Bogdal sieht eine Gefahr der Entgrenzung und damit des Verschwinden des eigenen Faches, wenn sich die Geisteswissenschaft den Naturwissenschaften anschließt. Er weist darauf hin, dass es zwar wichtig sei, die Ergebnisse fachfremder Forschungen in die literaturwissenschaftliche Arbeit einzubeziehen. Es sei jedoch nicht erstrebenswert eine »Universaltheorie des Lebens« entwickeln zu wollen, indem alle Disziplinen miteinander verschmolzen werden, zumal dies wissenschaftsgeschichtlich nie erfolgreich gewesen sei und – so bemerkt Bogdal mit Blick auf die DDR – mit »wissenschaftstheoretischen Homogenisierungtendenzen« (86) einherging. Erfolgversprechender sei es hingegen, Anschlussmöglichkeiten an andere Wissenschaften zu suchen und anzubieten, ohne jedoch das literaturwissenschaftliche Fachgebiet zu Gunsten eines Zusammenschlusses aufzugeben, würde es doch so mitsamt der Literatur »verschwinden« (87).

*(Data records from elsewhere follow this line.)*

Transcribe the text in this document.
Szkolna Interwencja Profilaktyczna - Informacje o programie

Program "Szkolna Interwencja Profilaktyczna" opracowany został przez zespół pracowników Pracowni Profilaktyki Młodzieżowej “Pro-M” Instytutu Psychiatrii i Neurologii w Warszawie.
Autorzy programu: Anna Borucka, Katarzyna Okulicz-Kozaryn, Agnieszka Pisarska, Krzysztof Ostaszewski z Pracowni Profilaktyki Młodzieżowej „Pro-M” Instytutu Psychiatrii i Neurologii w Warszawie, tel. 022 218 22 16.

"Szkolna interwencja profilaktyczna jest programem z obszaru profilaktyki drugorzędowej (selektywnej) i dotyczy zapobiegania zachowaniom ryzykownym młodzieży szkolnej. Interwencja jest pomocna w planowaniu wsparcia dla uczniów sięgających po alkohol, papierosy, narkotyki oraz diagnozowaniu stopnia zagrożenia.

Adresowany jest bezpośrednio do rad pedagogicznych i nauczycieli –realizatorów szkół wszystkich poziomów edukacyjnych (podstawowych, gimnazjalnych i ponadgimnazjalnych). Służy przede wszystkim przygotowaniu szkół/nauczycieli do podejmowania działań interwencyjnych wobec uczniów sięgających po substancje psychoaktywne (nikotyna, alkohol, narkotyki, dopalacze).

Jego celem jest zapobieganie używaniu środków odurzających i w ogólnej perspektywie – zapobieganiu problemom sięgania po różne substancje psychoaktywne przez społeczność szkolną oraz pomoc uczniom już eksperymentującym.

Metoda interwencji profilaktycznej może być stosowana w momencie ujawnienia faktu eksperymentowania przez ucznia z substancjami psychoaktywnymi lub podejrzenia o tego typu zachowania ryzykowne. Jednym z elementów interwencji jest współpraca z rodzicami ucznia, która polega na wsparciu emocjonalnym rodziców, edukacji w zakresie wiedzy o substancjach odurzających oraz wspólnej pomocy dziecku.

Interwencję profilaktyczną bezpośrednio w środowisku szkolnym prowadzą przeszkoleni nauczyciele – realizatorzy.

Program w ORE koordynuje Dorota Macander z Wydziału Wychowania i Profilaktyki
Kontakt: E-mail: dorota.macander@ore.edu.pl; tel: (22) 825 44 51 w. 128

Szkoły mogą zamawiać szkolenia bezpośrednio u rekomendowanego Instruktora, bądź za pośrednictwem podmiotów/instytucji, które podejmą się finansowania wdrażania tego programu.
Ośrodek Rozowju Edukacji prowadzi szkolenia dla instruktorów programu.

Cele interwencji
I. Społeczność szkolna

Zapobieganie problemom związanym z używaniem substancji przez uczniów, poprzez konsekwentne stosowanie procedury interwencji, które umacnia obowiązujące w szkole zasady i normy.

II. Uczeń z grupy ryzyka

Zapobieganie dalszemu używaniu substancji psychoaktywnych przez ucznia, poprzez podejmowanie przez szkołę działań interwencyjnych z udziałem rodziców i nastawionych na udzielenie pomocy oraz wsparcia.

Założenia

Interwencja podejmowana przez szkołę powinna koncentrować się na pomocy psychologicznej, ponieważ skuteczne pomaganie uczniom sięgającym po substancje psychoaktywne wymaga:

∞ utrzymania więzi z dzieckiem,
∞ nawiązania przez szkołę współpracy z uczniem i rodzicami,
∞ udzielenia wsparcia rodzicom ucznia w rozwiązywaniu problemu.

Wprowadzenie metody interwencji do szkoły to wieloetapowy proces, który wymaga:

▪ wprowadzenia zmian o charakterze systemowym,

Darüber hinaus würden, so Bogdal, beim Anschluss an die Naturwissenschaften – und der damit einhergehenden Konzentration auf das Wissen vom Leben – andere Domänen der Literaturwissenschaft nicht berücksichtigt: »Nützlich sind die Geisteswissenschaften, wenn sie Unterdrückung, Ungleichheit, Konkurrenz, Ignoranz, Lüge, Verstellung, religiösen Haß und deren sprachlich-ästhetische Repräsentationsformen untersuchen. All das mit dem Begriff des ›Lebensreichtums‹ zu belegen, fällt schwer.« (92) Ette würde hier vermutlich einwenden, dass die genannten Themen trotz allem zum Leben gehören und damit auch Teil der Lebenswissenschaften wären.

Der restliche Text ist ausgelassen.